Late last year, the African country signed a deal with the Leaf Coalition, a group of jurisdictional REDD+ credit buyers, under the Architecture for REDD+ Transactions' (ART) The REDD+ Environmental Excellence Standard (Trees).

Planned visit

Over the weekend, Singapore sent a delegation to Ghana aimed at generating a stream of project-based carbon credits from the West African country under Article 6 of the Paris Agreement.

Singapore's Minister of State for Trade and Industry Alvin Tan is leading the delegation of government officials and 22 companies to Accra and aims to foster ties with companies in Ghana seeking carbon revenue.

"Companies will be briefed on how to utilise the implementation agreement, familiarise themselves with the business environment in Ghana and business matching session will be held to foster partnerships that will support the development of Article 6 projects," Singapore's Ministry of Trade and Industry said in a July 13 press release.

Singapore and Ghana in May conducted a 'virtual signing' of an implementation agreement on Article 6 carbon credits, which set up a framework for the transfer of carbon credits between the two countries.

Through that agreement, project developers will be required to contribute a 5% share of proceeds from authorised carbon credits towards climate adaptation efforts in Ghana.

In addition, 2% of authorised credits must be cancelled upon issuance to ensure a greater reduction in global emissions.

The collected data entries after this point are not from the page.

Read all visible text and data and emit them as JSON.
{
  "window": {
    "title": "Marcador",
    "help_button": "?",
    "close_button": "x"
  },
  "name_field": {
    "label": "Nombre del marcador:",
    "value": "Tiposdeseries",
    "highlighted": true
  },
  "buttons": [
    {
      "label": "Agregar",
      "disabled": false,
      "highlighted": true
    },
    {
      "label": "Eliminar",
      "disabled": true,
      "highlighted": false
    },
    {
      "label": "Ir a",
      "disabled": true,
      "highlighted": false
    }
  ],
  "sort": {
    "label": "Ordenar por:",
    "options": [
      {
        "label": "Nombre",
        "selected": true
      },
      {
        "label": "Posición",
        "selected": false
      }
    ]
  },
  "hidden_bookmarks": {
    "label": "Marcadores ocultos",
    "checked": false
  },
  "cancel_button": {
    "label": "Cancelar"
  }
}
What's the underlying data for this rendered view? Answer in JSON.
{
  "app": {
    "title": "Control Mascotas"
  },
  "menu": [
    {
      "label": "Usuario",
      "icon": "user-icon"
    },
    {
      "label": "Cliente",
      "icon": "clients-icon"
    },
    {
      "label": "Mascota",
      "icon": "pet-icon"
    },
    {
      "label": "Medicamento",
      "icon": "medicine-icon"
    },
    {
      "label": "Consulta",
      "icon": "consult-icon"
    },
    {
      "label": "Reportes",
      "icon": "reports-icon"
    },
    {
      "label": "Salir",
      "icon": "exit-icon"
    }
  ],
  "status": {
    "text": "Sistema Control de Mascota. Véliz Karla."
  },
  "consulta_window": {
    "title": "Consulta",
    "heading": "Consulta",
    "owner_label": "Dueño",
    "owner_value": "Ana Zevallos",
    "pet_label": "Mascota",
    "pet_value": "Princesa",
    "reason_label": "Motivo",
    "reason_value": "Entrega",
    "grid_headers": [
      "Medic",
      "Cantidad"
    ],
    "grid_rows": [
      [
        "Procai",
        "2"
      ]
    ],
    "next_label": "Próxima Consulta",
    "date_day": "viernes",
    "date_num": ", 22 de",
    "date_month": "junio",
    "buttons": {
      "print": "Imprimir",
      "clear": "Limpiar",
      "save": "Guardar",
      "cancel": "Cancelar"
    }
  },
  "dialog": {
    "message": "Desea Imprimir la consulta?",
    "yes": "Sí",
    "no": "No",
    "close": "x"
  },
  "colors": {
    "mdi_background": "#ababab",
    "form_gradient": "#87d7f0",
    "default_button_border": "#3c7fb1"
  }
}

A Singapore-Ghana carbon markets roundtable is being held on July 15-16, where Singapore-based companies will meet government agencies from Ghana and local businesses.

The names of the companies participating in the roundtable, and the economic sectors that will be the focus of potential projects, were not disclosed.

The Singapore carbon tax has increased from SGD5 per tonne of CO2 equivalent ($3.7) to SGD25 ($18.6) this year, and is set to rise further to SGD45 ($33.5) in 2026, with a view to reaching SGD50-80/mt ($37-60) by 2030.